If you need the direct result only, here it is:

For a 0.0100 molar solution of HBr, the hydrogen ion concentration is 0.0100 M, so the pH is 2.00.

This follows from the complete dissociation of HBr in water. In most general chemistry and analytical chemistry contexts, that is the correct and expected answer. If your course emphasizes precision, report the result as pH 2.00. If it emphasizes only the mathematical core, pH 2 may be accepted, though 2.00 is the more informative expression.

Extended Explanation for Students Checking Their Work

One of the best ways to verify a pH calculation is to ask whether the concentration and answer are directionally consistent. A concentration of 0.0100 M means there is one hundredth of a mole of acid per liter. For a strong monoprotic acid such as HBr, that creates one hundredth of a mole of hydrogen ions per liter. Because pH is the negative logarithm of that concentration, and because one hundredth is 10^-2, the pH lands at 2. This pattern is common enough that many students begin to recognize it by inspection: 10^-1 corresponds to pH 1, 10^-2 corresponds to pH 2, 10^-3 corresponds to pH 3, and so on for strong monoprotic acids in idealized conditions.

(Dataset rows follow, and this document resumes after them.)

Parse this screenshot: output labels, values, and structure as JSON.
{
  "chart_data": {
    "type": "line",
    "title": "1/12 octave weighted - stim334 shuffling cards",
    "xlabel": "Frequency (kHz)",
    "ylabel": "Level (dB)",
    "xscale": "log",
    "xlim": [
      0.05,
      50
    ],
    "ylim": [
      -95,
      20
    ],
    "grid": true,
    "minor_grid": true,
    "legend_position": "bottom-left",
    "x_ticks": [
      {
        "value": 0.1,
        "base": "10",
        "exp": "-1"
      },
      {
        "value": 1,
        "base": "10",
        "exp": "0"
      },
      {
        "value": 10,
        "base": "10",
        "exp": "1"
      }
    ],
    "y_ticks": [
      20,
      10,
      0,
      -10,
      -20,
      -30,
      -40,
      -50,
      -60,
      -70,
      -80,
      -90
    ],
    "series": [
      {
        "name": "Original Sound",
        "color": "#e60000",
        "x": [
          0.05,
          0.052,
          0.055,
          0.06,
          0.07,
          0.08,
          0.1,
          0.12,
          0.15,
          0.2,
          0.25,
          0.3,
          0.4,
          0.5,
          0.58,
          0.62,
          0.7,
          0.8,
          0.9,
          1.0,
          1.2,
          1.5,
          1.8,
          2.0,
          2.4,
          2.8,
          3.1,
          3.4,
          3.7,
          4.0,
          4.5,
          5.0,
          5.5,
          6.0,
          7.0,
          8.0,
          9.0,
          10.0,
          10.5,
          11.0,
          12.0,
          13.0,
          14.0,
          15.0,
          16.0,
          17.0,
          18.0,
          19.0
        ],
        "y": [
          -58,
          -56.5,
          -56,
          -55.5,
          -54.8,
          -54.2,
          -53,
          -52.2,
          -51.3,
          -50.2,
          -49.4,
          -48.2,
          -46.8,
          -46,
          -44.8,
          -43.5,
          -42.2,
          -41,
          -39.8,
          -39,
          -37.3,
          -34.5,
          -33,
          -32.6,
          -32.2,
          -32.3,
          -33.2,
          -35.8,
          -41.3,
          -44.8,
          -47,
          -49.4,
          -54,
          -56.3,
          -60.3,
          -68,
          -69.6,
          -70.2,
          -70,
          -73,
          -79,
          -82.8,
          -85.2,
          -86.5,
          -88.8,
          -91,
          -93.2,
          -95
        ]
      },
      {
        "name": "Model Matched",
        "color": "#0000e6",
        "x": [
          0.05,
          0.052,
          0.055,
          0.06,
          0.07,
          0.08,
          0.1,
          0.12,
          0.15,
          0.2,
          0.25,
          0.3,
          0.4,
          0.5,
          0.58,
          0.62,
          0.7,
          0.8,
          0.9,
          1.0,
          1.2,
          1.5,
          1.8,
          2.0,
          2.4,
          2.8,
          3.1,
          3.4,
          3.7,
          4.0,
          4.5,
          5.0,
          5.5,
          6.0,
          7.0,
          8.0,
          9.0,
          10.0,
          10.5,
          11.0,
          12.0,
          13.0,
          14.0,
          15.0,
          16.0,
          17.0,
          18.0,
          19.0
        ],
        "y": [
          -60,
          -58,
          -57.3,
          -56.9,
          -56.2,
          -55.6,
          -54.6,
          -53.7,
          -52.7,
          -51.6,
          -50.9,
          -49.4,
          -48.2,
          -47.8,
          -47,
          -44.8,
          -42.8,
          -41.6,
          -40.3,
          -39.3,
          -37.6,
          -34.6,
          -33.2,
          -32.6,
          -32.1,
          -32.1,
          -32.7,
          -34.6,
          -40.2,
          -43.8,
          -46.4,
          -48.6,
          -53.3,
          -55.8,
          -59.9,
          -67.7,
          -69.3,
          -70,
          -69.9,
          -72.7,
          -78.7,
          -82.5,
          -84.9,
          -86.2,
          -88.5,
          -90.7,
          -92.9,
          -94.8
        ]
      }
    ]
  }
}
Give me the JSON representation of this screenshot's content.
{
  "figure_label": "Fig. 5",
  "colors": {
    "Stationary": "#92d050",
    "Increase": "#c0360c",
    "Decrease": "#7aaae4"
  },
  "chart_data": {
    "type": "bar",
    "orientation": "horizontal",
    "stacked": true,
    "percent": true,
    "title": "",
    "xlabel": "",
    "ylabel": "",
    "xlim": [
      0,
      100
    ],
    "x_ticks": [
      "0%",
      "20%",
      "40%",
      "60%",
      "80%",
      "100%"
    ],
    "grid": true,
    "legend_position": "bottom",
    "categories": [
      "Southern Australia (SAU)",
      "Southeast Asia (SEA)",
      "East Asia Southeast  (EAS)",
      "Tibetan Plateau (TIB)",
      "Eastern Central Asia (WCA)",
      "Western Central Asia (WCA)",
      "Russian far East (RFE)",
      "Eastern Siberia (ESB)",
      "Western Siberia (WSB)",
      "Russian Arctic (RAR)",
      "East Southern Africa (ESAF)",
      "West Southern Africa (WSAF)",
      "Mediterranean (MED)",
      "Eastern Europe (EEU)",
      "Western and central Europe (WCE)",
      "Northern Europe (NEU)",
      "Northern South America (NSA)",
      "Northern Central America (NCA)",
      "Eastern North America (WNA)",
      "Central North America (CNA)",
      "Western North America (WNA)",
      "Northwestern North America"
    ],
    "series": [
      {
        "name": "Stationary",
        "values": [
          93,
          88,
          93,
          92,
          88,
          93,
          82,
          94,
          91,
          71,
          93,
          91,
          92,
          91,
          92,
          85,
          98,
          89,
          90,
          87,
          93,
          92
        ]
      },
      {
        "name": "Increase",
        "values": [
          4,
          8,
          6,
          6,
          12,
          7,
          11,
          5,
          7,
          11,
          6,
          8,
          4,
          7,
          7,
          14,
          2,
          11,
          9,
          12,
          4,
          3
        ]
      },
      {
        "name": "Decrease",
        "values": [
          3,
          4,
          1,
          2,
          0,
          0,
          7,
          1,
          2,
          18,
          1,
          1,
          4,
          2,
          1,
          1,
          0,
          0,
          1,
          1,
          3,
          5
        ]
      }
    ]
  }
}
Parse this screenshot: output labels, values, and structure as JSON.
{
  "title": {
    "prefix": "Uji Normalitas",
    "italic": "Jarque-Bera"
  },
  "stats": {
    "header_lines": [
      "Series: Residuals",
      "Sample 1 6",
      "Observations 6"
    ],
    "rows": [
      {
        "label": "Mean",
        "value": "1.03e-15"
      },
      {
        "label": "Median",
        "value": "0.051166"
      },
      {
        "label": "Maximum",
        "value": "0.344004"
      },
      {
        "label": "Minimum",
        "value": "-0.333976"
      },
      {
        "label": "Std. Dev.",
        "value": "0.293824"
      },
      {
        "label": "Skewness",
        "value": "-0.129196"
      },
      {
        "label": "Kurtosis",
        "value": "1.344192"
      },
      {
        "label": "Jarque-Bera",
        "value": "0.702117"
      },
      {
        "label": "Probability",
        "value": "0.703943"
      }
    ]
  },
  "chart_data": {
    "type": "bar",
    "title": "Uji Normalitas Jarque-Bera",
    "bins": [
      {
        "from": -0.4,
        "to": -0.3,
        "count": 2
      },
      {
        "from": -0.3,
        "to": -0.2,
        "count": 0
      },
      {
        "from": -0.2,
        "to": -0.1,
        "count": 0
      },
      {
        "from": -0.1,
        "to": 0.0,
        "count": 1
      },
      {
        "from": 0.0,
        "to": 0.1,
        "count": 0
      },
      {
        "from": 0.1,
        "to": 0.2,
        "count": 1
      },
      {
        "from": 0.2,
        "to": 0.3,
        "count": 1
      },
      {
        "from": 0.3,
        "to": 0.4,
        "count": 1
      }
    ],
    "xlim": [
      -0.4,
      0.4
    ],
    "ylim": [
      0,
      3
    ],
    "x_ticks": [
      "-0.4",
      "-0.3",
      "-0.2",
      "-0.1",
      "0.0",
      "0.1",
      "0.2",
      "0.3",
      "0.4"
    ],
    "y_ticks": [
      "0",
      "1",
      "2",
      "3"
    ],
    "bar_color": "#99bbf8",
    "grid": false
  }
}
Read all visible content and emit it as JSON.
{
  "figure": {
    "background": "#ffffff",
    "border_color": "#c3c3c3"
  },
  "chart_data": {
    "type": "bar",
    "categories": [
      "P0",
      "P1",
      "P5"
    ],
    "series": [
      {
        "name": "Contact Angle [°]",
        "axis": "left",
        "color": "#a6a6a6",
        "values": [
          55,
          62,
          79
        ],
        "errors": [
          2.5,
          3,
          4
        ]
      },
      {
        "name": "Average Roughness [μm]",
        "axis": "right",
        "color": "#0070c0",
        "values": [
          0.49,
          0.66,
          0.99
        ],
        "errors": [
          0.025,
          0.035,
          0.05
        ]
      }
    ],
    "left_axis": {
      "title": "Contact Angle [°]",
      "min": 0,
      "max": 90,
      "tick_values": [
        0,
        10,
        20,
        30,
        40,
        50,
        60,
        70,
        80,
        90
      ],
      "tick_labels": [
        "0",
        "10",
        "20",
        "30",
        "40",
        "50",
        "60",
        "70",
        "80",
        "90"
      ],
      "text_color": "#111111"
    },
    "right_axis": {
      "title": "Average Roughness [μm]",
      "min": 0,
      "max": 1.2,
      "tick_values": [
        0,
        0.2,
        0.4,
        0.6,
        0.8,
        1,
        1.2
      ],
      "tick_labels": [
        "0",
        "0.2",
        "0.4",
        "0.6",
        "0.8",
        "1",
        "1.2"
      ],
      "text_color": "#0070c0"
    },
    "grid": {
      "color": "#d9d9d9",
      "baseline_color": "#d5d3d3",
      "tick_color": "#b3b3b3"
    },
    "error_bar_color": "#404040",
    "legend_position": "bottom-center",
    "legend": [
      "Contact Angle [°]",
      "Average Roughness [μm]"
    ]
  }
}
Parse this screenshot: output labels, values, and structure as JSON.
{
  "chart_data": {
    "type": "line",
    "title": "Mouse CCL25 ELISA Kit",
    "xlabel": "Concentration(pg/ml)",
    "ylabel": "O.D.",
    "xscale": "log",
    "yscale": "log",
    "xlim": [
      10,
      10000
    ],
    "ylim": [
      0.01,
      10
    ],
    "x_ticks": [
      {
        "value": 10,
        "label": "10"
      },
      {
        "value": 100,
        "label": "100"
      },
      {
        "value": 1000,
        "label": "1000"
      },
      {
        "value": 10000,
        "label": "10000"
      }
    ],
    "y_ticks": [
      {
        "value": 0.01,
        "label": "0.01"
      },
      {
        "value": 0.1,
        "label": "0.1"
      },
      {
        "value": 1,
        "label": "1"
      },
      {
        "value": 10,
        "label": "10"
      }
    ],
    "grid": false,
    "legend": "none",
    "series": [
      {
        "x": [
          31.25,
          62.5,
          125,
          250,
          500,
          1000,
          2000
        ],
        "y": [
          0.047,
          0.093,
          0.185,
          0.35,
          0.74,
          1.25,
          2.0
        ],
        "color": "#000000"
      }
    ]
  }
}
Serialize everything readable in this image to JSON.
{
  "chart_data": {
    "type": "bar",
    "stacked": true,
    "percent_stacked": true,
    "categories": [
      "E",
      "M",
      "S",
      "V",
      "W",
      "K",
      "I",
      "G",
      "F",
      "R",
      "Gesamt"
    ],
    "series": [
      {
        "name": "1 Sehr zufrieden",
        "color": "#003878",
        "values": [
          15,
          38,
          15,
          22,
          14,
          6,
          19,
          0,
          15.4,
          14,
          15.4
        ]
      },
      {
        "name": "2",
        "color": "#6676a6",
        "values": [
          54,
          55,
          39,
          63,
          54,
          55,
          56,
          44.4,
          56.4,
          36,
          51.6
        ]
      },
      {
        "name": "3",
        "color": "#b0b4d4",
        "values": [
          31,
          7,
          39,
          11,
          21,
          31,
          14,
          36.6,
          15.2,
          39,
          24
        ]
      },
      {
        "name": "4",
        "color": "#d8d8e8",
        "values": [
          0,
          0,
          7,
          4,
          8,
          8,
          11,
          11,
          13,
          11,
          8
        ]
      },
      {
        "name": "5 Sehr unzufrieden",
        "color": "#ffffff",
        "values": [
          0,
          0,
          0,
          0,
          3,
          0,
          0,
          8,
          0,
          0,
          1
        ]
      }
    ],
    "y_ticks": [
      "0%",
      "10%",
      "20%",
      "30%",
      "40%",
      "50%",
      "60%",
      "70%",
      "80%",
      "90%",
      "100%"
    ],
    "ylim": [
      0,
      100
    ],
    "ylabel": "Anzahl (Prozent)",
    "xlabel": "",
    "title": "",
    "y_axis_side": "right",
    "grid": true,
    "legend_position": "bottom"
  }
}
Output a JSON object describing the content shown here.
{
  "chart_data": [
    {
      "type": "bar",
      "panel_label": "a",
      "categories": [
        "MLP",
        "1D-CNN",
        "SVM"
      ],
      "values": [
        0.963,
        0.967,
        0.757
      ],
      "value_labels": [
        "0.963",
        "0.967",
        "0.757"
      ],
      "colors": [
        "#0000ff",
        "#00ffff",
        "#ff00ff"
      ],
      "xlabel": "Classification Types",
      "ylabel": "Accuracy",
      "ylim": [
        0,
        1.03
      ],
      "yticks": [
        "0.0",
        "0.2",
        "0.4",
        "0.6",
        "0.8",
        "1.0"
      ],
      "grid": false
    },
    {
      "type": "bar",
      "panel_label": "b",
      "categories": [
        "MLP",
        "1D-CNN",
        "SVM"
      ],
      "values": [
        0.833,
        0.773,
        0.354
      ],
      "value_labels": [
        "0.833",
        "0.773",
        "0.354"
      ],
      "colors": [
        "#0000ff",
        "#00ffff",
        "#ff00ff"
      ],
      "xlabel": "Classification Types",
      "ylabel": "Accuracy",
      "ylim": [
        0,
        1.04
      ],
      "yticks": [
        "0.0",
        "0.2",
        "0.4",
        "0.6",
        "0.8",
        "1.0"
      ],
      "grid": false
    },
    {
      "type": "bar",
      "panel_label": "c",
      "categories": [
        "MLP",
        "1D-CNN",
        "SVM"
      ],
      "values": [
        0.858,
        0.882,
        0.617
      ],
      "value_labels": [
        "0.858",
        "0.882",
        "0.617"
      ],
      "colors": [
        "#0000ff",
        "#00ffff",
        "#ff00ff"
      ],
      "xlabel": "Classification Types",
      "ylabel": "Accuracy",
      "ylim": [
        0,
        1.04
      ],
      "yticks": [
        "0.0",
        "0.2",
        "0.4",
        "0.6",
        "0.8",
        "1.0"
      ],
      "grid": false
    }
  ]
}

Also note that hydrobromic acid is monoprotic, meaning each formula unit contributes one acidic proton in this context. If you were instead analyzing a strong acid capable of contributing more than one proton under the conditions of the problem, you would need to think more carefully about stoichiometry and dissociation assumptions. For HBr, none of that complication applies. One mole of HBr yields one mole of H⁺, making the stoichiometric relationship beautifully simple.

Educational note: Real solutions can deviate from ideality at higher concentrations because activity is not identical to concentration. However, for a standard 0.0100 M classroom problem, concentration-based pH is the accepted method.